When Tayla stood up and began shoving file folders into her big bag, Kate let out a sigh of relief. In a cowardly move, she ran to the restroom. Jack would be there in minutes so she needed to freshen her makeup—at least that’s what she told herself. But really, Jack was the last person she had to dress up for. He saw her on weekends with no makeup. When she’d had a bad cold, he’d kept her supplied with tissues. You couldn’t be glamorous to a guy you lived with.
She stayed in the restroom longer than necessary, and when she came out, Jack was leaning on the counter talking to fellow Realtor Melissa. She had a crush on him—as did lots of females in town—and she was looking at him with starry eyes.
“There you are, Red,” he said. “You look like you’re going on a date.”
“No, just out with my foster brother.”
With lots of drama, Jack mimed being stabbed in the heart, pulling the knife out, then staggering backward into the clutches of death.
Kate tried not to laugh, but she had to turn away to hide it. She looked at the adoring Melissa. “Is she gone?”

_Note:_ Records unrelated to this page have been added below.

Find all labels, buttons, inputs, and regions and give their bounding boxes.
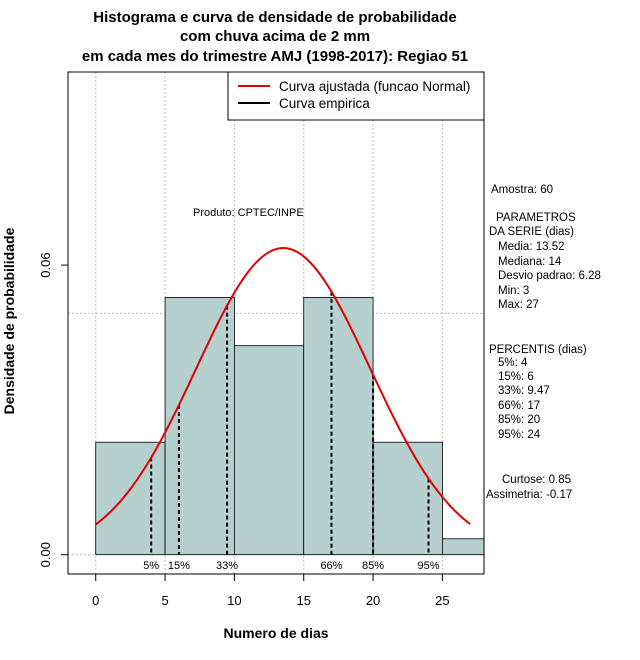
chart-title-line-1: Histograma e curva de densidade de proba… [93, 9, 456, 26]
percentile-label-4: 85% [362, 560, 384, 572]
x-tick-label-1: 5 [161, 593, 168, 608]
histogram-bar-0 [95, 441, 166, 556]
histogram-bar-4 [372, 441, 443, 556]
stats-panel: Amostra: 60 PARAMETROS DA SERIE (dias) M… [486, 184, 601, 501]
stat-p15: 15%: 6 [498, 371, 534, 383]
x-tick-label-3: 15 [296, 593, 310, 608]
percentile-label-1: 15% [168, 560, 190, 572]
stat-max: Max: 27 [498, 299, 539, 311]
stat-p95: 95%: 24 [498, 429, 541, 441]
histogram-bar-1 [164, 297, 235, 556]
stat-p85: 85%: 20 [498, 414, 540, 426]
chart-title-line-2: com chuva acima de 2 mm [180, 28, 370, 45]
stat-media: Media: 13.52 [498, 241, 565, 253]
percentile-lines: 5% 15% 33% 66% 85% 95% [143, 291, 440, 572]
legend-label-empirical: Curva empirica [279, 96, 370, 111]
histogram-bar-5 [441, 538, 484, 556]
histogram-bar-3 [303, 297, 374, 556]
product-label: Produto: CPTEC/INPE [193, 207, 304, 219]
histogram-bars [95, 297, 484, 556]
stat-p33: 33%: 9.47 [498, 385, 550, 397]
percentile-label-2: 33% [216, 560, 238, 572]
legend: Curva ajustada (funcao Normal) Curva emp… [227, 71, 485, 121]
stat-desvio: Desvio padrao: 6.28 [498, 270, 601, 282]
stat-min: Min: 3 [498, 285, 529, 297]
y-axis-label: Densidade de probabilidade [1, 227, 17, 414]
stat-params-title-1: PARAMETROS [496, 212, 576, 224]
x-tick-label-5: 25 [435, 593, 449, 608]
stat-sample: Amostra: 60 [491, 184, 553, 196]
y-tick-label-0: 0.00 [38, 542, 53, 567]
stat-p5: 5%: 4 [498, 357, 528, 369]
chart-title-line-3: em cada mes do trimestre AMJ (1998-2017)… [82, 48, 468, 65]
stat-assimetria: Assimetria: -0.17 [486, 489, 572, 501]
stat-mediana: Mediana: 14 [498, 256, 562, 268]
stat-p66: 66%: 17 [498, 400, 540, 412]
x-tick-label-0: 0 [92, 593, 99, 608]
percentile-label-3: 66% [320, 560, 342, 572]
percentile-label-5: 95% [418, 560, 440, 572]
legend-box [227, 71, 485, 121]
axes: 0 5 10 15 20 25 0.00 0.06 [38, 252, 450, 608]
stat-curtose: Curtose: 0.85 [502, 474, 571, 486]
legend-label-normal: Curva ajustada (funcao Normal) [279, 79, 470, 94]
x-axis-label: Numero de dias [223, 625, 328, 641]
stat-params-title-2: DA SERIE (dias) [489, 226, 574, 238]
stat-perc-title: PERCENTIS (dias) [489, 344, 587, 356]
normal-curve-layer [95, 247, 471, 526]
percentile-label-0: 5% [143, 560, 159, 572]
normal-curve [95, 247, 471, 526]
histogram-bar-2 [233, 345, 305, 556]
y-tick-label-1: 0.06 [38, 252, 53, 277]
x-tick-label-4: 20 [366, 593, 380, 608]
x-tick-label-2: 10 [227, 593, 241, 608]
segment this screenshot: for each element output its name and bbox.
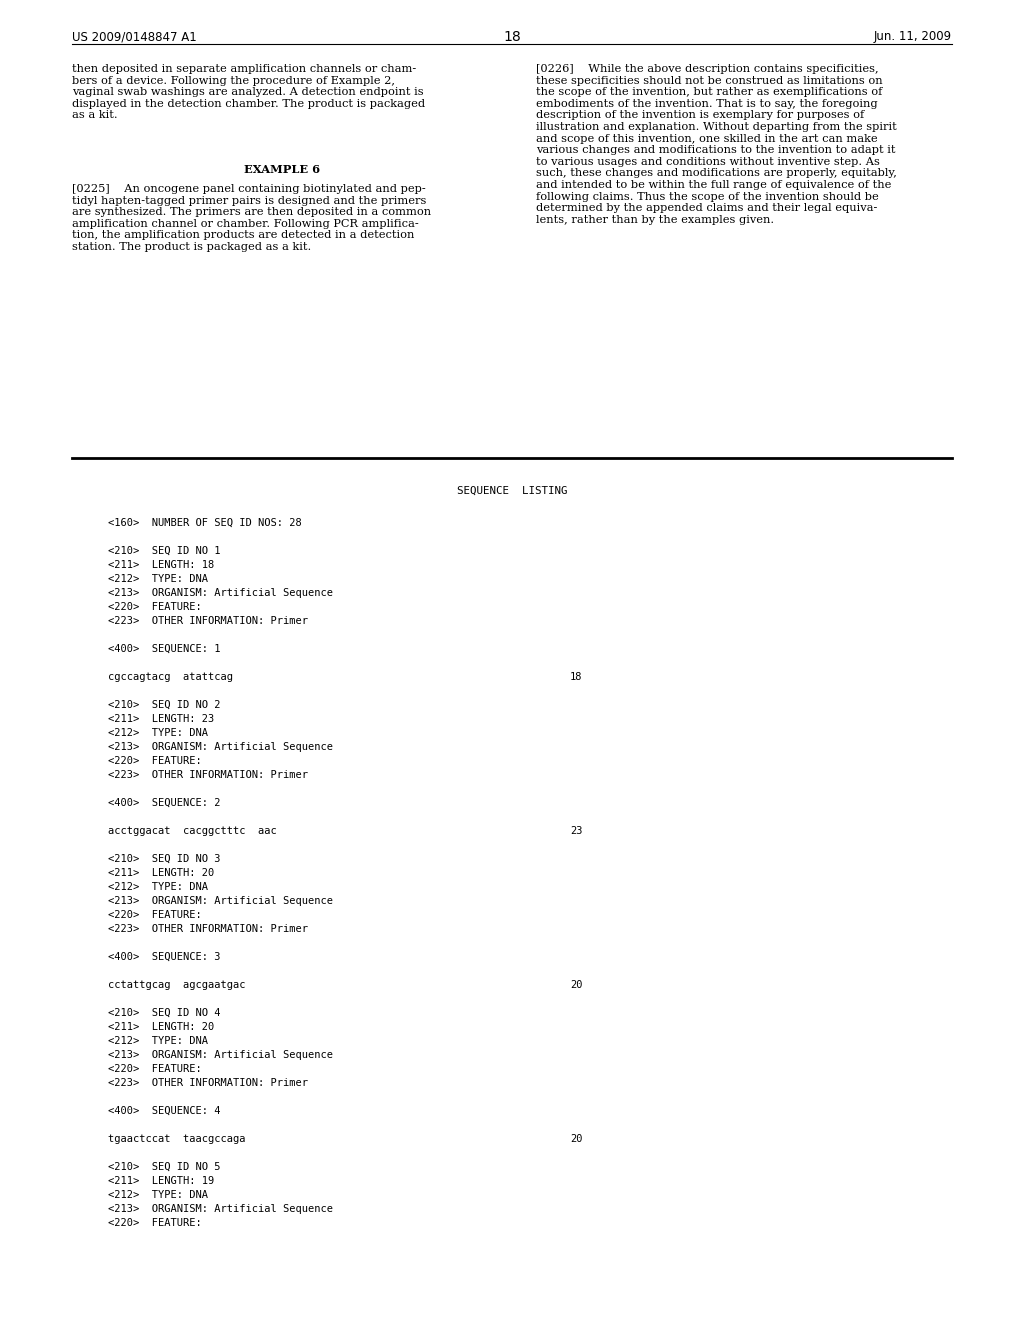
- Text: <223>  OTHER INFORMATION: Primer: <223> OTHER INFORMATION: Primer: [108, 924, 308, 935]
- Text: <220>  FEATURE:: <220> FEATURE:: [108, 1218, 202, 1228]
- Text: <212>  TYPE: DNA: <212> TYPE: DNA: [108, 729, 208, 738]
- Text: <400>  SEQUENCE: 3: <400> SEQUENCE: 3: [108, 952, 220, 962]
- Text: <213>  ORGANISM: Artificial Sequence: <213> ORGANISM: Artificial Sequence: [108, 1204, 333, 1214]
- Text: <223>  OTHER INFORMATION: Primer: <223> OTHER INFORMATION: Primer: [108, 616, 308, 626]
- Text: <400>  SEQUENCE: 1: <400> SEQUENCE: 1: [108, 644, 220, 653]
- Text: <213>  ORGANISM: Artificial Sequence: <213> ORGANISM: Artificial Sequence: [108, 587, 333, 598]
- Text: <210>  SEQ ID NO 2: <210> SEQ ID NO 2: [108, 700, 220, 710]
- Text: <220>  FEATURE:: <220> FEATURE:: [108, 756, 202, 766]
- Text: <212>  TYPE: DNA: <212> TYPE: DNA: [108, 1191, 208, 1200]
- Text: <220>  FEATURE:: <220> FEATURE:: [108, 909, 202, 920]
- Text: <400>  SEQUENCE: 2: <400> SEQUENCE: 2: [108, 799, 220, 808]
- Text: cctattgcag  agcgaatgac: cctattgcag agcgaatgac: [108, 979, 246, 990]
- Text: <211>  LENGTH: 19: <211> LENGTH: 19: [108, 1176, 214, 1185]
- Text: <220>  FEATURE:: <220> FEATURE:: [108, 1064, 202, 1074]
- Text: <160>  NUMBER OF SEQ ID NOS: 28: <160> NUMBER OF SEQ ID NOS: 28: [108, 517, 302, 528]
- Text: <212>  TYPE: DNA: <212> TYPE: DNA: [108, 574, 208, 583]
- Text: EXAMPLE 6: EXAMPLE 6: [244, 164, 319, 176]
- Text: <210>  SEQ ID NO 4: <210> SEQ ID NO 4: [108, 1008, 220, 1018]
- Text: [0225]    An oncogene panel containing biotinylated and pep-
tidyl hapten-tagged: [0225] An oncogene panel containing biot…: [72, 183, 431, 252]
- Text: <213>  ORGANISM: Artificial Sequence: <213> ORGANISM: Artificial Sequence: [108, 896, 333, 906]
- Text: <400>  SEQUENCE: 4: <400> SEQUENCE: 4: [108, 1106, 220, 1115]
- Text: 23: 23: [570, 826, 583, 836]
- Text: <211>  LENGTH: 18: <211> LENGTH: 18: [108, 560, 214, 570]
- Text: <211>  LENGTH: 20: <211> LENGTH: 20: [108, 869, 214, 878]
- Text: US 2009/0148847 A1: US 2009/0148847 A1: [72, 30, 197, 44]
- Text: <211>  LENGTH: 20: <211> LENGTH: 20: [108, 1022, 214, 1032]
- Text: 18: 18: [503, 30, 521, 44]
- Text: <220>  FEATURE:: <220> FEATURE:: [108, 602, 202, 612]
- Text: <213>  ORGANISM: Artificial Sequence: <213> ORGANISM: Artificial Sequence: [108, 1049, 333, 1060]
- Text: [0226]    While the above description contains specificities,
these specificitie: [0226] While the above description conta…: [536, 63, 897, 224]
- Text: 20: 20: [570, 1134, 583, 1144]
- Text: <210>  SEQ ID NO 5: <210> SEQ ID NO 5: [108, 1162, 220, 1172]
- Text: tgaactccat  taacgccaga: tgaactccat taacgccaga: [108, 1134, 246, 1144]
- Text: <210>  SEQ ID NO 1: <210> SEQ ID NO 1: [108, 546, 220, 556]
- Text: Jun. 11, 2009: Jun. 11, 2009: [873, 30, 952, 44]
- Text: acctggacat  cacggctttc  aac: acctggacat cacggctttc aac: [108, 826, 276, 836]
- Text: <212>  TYPE: DNA: <212> TYPE: DNA: [108, 882, 208, 892]
- Text: <213>  ORGANISM: Artificial Sequence: <213> ORGANISM: Artificial Sequence: [108, 742, 333, 752]
- Text: <223>  OTHER INFORMATION: Primer: <223> OTHER INFORMATION: Primer: [108, 1078, 308, 1088]
- Text: cgccagtacg  atattcag: cgccagtacg atattcag: [108, 672, 233, 682]
- Text: 18: 18: [570, 672, 583, 682]
- Text: then deposited in separate amplification channels or cham-
bers of a device. Fol: then deposited in separate amplification…: [72, 63, 425, 120]
- Text: <211>  LENGTH: 23: <211> LENGTH: 23: [108, 714, 214, 723]
- Text: SEQUENCE  LISTING: SEQUENCE LISTING: [457, 486, 567, 496]
- Text: <210>  SEQ ID NO 3: <210> SEQ ID NO 3: [108, 854, 220, 865]
- Text: <223>  OTHER INFORMATION: Primer: <223> OTHER INFORMATION: Primer: [108, 770, 308, 780]
- Text: <212>  TYPE: DNA: <212> TYPE: DNA: [108, 1036, 208, 1045]
- Text: 20: 20: [570, 979, 583, 990]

“Who? Oh. Tayla. Yes, she left five minutes ago and everyone ran out behind her.” She looked at Jack with fluttering eyelashes. “You and I are alone in the office.”
“Except for me,” Kate said, but Melissa ignored her. “I have to get some papers.” She went down the hall to her boss’s office. The folder wasn’t on top of the desk so she looked under the papers.
“Can’t find it?” Jack was standing just inside the closed door.
“How’d you escape your fan?”
“I said I might be at the Brigade later and maybe I’d see her there. I think she went home to wash her hair.”
“And to put on clothes just a tiny bit bigger than a bikini.” Kate opened a drawer.
“My favorite garment. They had some nice ones in the window of Moonflower. I could imagine you in the blue one. It—”
She looked up to tell him to stop, then her eyes widened as she looked through the glass down the hall. “Tayla is coming.”
Instantly, Jack grabbed Kate’s wrist and pulled her into the powder room. She tried to close the door but a file box was in the way. The door stayed open a few inches.
Jack pulled Kate into his arms, her back to his front, then nuzzled her neck.
She elbowed his ribs sharply.
He groaned in pain. “I think I need to go to the hospital.”